Call, Click, or Visit?

_3The answer is, “The customer!”

The question is one that comes up frequently in my seminars, which deals with whether one should work toward an entirely web-based model, or try to have some hybrid that involves a physical storefront or touch point along with a web-based delivery system for the business?

As technology becomes more affordable, employees become less dependable, as customer expectations of round-the-clock, on-demand access to your organization escalate, and as budgets shrink across the board, questions about exactly how to best structure our business models abound. And these are worthwhile questions.

What I suggest is to do your best to offer as many touch points and delivery systems as possible. Start by asking your customers to describe their optimal delivery system and then do your best to build it for them, carefully monitoring your return on investment as you evaluate your options. Do your best to offer as many means as possible for your customers to do business with you, then study intensively exactly which ones they use the most and then let that dictate where you make future investments or where you scale back.

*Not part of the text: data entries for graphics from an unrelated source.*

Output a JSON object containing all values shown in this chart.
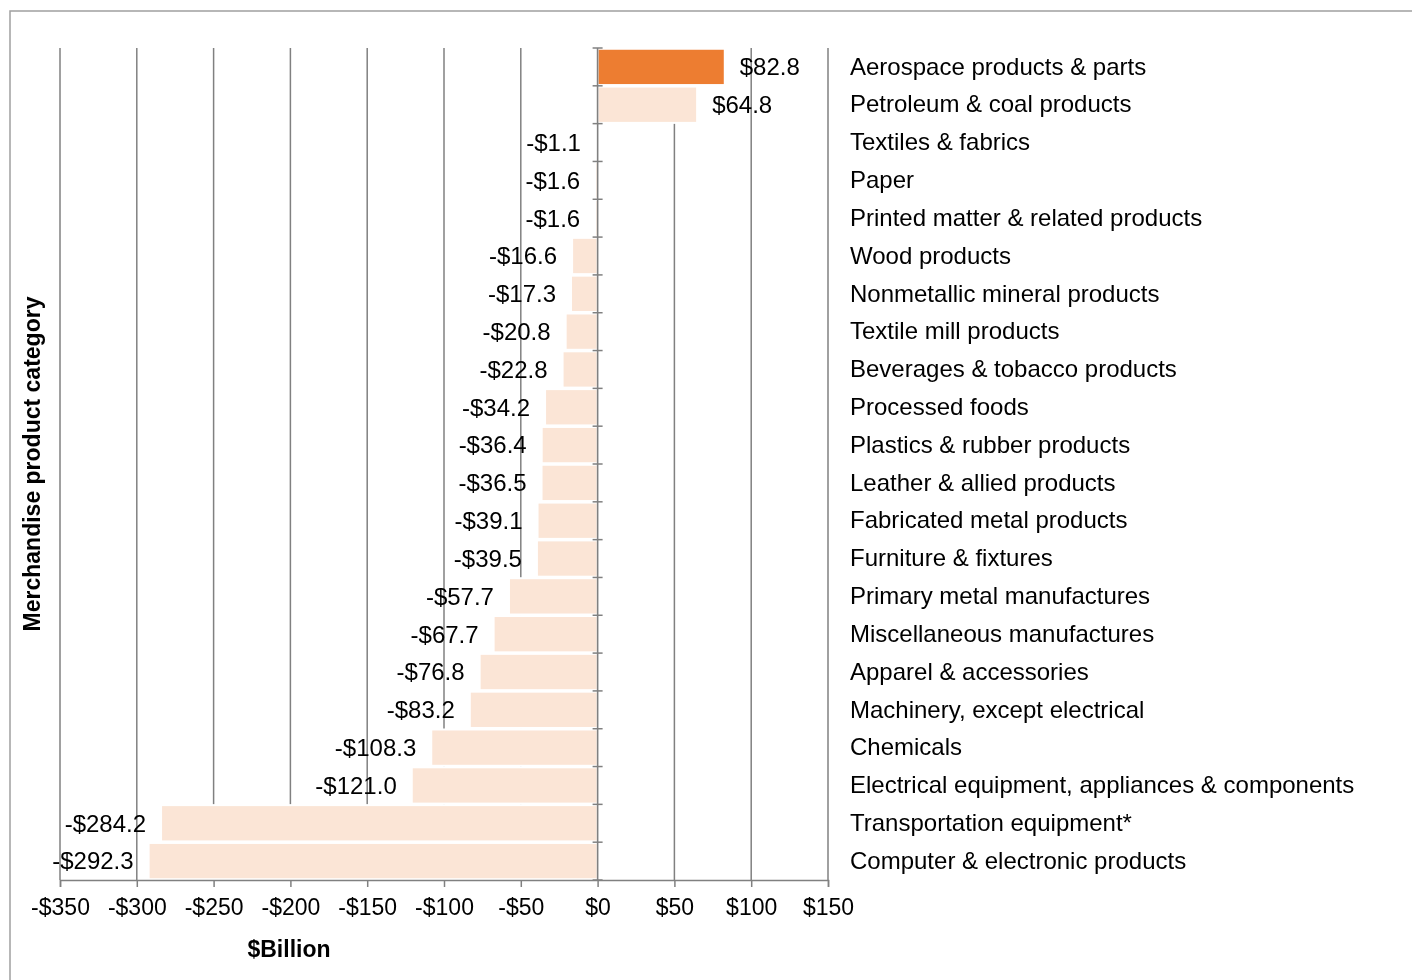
{
  "chart_data": {
    "type": "bar",
    "orientation": "horizontal",
    "xlabel": "$Billion",
    "ylabel": "Merchandise product category",
    "categories": [
      "Aerospace products & parts",
      "Petroleum & coal products",
      "Textiles & fabrics",
      "Paper",
      "Printed matter & related products",
      "Wood products",
      "Nonmetallic mineral products",
      "Textile mill products",
      "Beverages & tobacco products",
      "Processed foods",
      "Plastics & rubber products",
      "Leather & allied products",
      "Fabricated metal products",
      "Furniture & fixtures",
      "Primary metal manufactures",
      "Miscellaneous manufactures",
      "Apparel & accessories",
      "Machinery, except electrical",
      "Chemicals",
      "Electrical equipment, appliances & components",
      "Transportation equipment*",
      "Computer & electronic products"
    ],
    "values": [
      82.8,
      64.8,
      -1.1,
      -1.6,
      -1.6,
      -16.6,
      -17.3,
      -20.8,
      -22.8,
      -34.2,
      -36.4,
      -36.5,
      -39.1,
      -39.5,
      -57.7,
      -67.7,
      -76.8,
      -83.2,
      -108.3,
      -121.0,
      -284.2,
      -292.3
    ],
    "value_labels": [
      "$82.8",
      "$64.8",
      "-$1.1",
      "-$1.6",
      "-$1.6",
      "-$16.6",
      "-$17.3",
      "-$20.8",
      "-$22.8",
      "-$34.2",
      "-$36.4",
      "-$36.5",
      "-$39.1",
      "-$39.5",
      "-$57.7",
      "-$67.7",
      "-$76.8",
      "-$83.2",
      "-$108.3",
      "-$121.0",
      "-$284.2",
      "-$292.3"
    ],
    "colors": [
      "#ed7d31",
      "#fbe5d6",
      "#fbe5d6",
      "#fbe5d6",
      "#fbe5d6",
      "#fbe5d6",
      "#fbe5d6",
      "#fbe5d6",
      "#fbe5d6",
      "#fbe5d6",
      "#fbe5d6",
      "#fbe5d6",
      "#fbe5d6",
      "#fbe5d6",
      "#fbe5d6",
      "#fbe5d6",
      "#fbe5d6",
      "#fbe5d6",
      "#fbe5d6",
      "#fbe5d6",
      "#fbe5d6",
      "#fbe5d6"
    ],
    "xlim": [
      -350,
      150
    ],
    "xticks": [
      {
        "value": -350,
        "label": "-$350"
      },
      {
        "value": -300,
        "label": "-$300"
      },
      {
        "value": -250,
        "label": "-$250"
      },
      {
        "value": -200,
        "label": "-$200"
      },
      {
        "value": -150,
        "label": "-$150"
      },
      {
        "value": -100,
        "label": "-$100"
      },
      {
        "value": -50,
        "label": "-$50"
      },
      {
        "value": 0,
        "label": "$0"
      },
      {
        "value": 50,
        "label": "$50"
      },
      {
        "value": 100,
        "label": "$100"
      },
      {
        "value": 150,
        "label": "$150"
      }
    ],
    "grid": "x"
  }
}
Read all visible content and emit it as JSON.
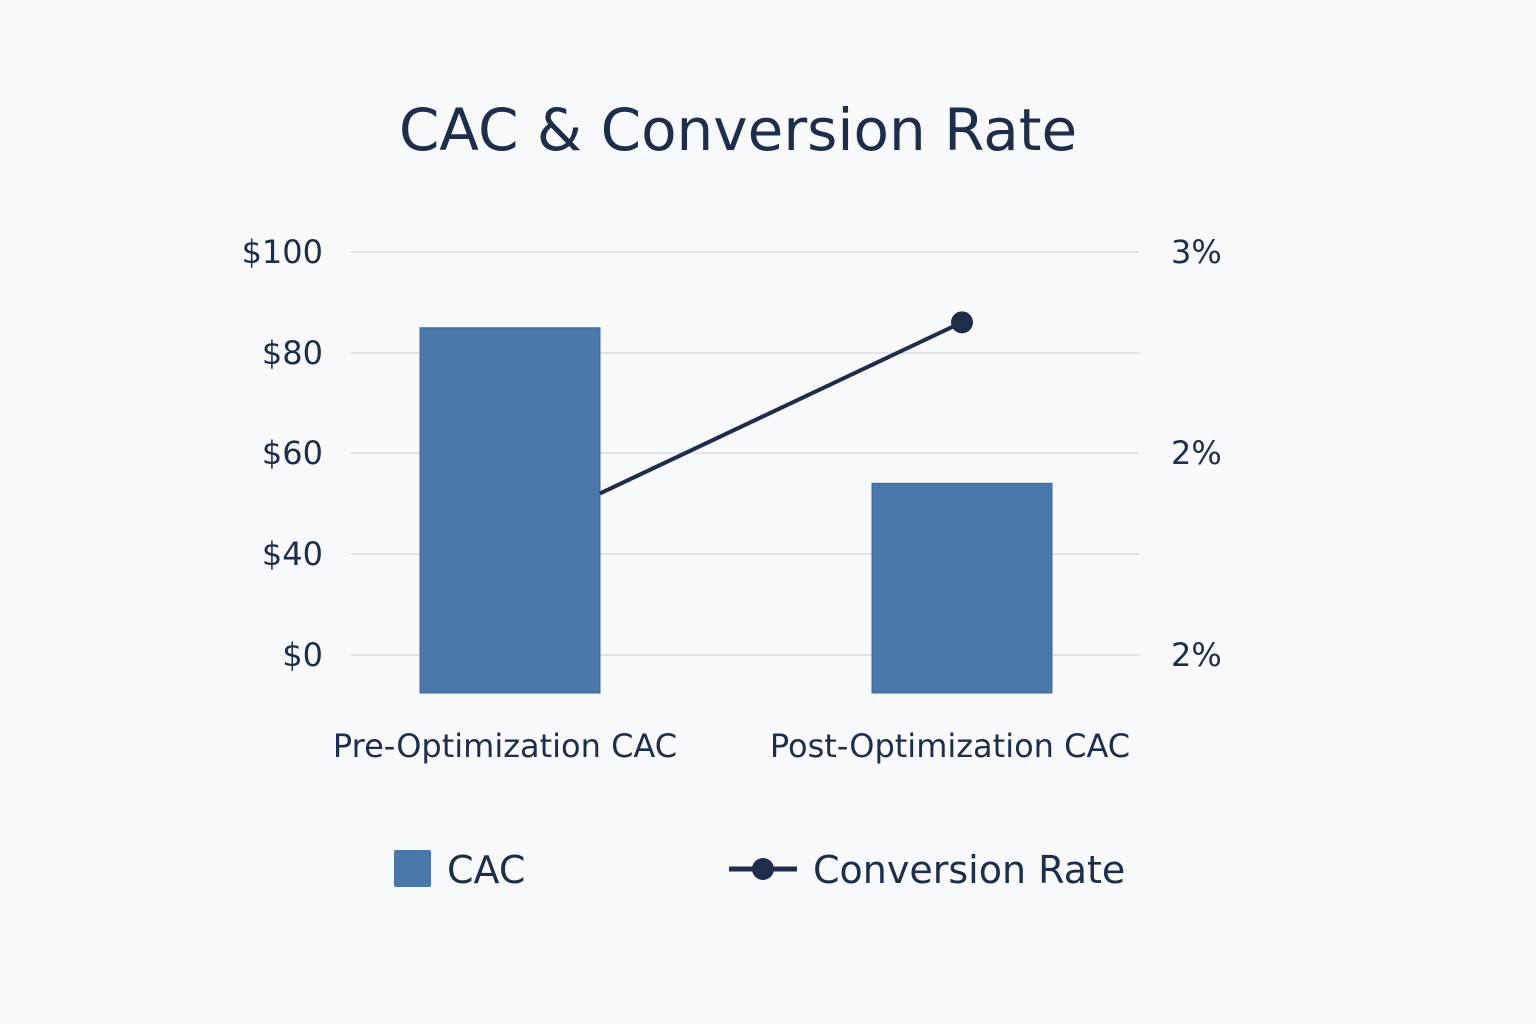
{
  "chart_data": {
    "type": "bar",
    "title": "CAC & Conversion Rate",
    "categories": [
      "Pre-Optimization CAC",
      "Post-Optimization CAC"
    ],
    "series": [
      {
        "name": "CAC",
        "type": "bar",
        "axis": "left",
        "values": [
          85,
          54
        ],
        "color": "#4a78aa"
      },
      {
        "name": "Conversion Rate",
        "type": "line",
        "axis": "right",
        "values": [
          1.9,
          2.65
        ],
        "color": "#1e2d4a"
      }
    ],
    "y_left": {
      "ticks": [
        0,
        40,
        60,
        80,
        100
      ],
      "tick_labels": [
        "$0",
        "$40",
        "$60",
        "$80",
        "$100"
      ]
    },
    "y_right": {
      "ticks": [
        1.5,
        2,
        3
      ],
      "tick_labels": [
        "2%",
        "2%",
        "3%"
      ]
    },
    "grid": true,
    "legend_position": "bottom"
  }
}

You may have noticed an example of this when you call with a question about a bill, like your mortgage or your utility bill. At some point on the automated menu you’ll be politely reminded that the information you’re seeking is available on line, given the web address, and even sold on why going there is faster, better, cheaper, cleaner, and that you’d just be a whole lot better person if you took care of your business on-line. I don’t know about you, but I disregard all those messages and still stay on the line for a representative just because that’s the kind of terrible, burdensome person I am. What should be happening on their end is that they should be studying exactly how many of their customers still want to do business with a representative, how many they are able to convert into on-line users, and also compare that information with whatever demographics they have on their customers. Chances are they’ll find that their younger, hipper, better-looking customers have no issue at all with simply going to the website the next time they have a question, and that old timers like me prefer to do my business in as personal a fashion as I can. If I’m a worthwhile customer and it makes economic sense to work with me, then they need to keep that channel open. If not, they should work to educate me on the benefits of doing business their way, then move me into a more profitable way of interacting with them. Or, if it makes better economic sense for them, they should perhaps suggest that I do business somewhere else. In a nutshell, that’s what you and I should be doing in our businesses, too. Tactfully and sensitively, of course.

The customer IS the answer, and that’s the first place to look any time you have a question related to your business model. But never forget, the customer is not necessarily always “right,” only the RIGHT customer is always right!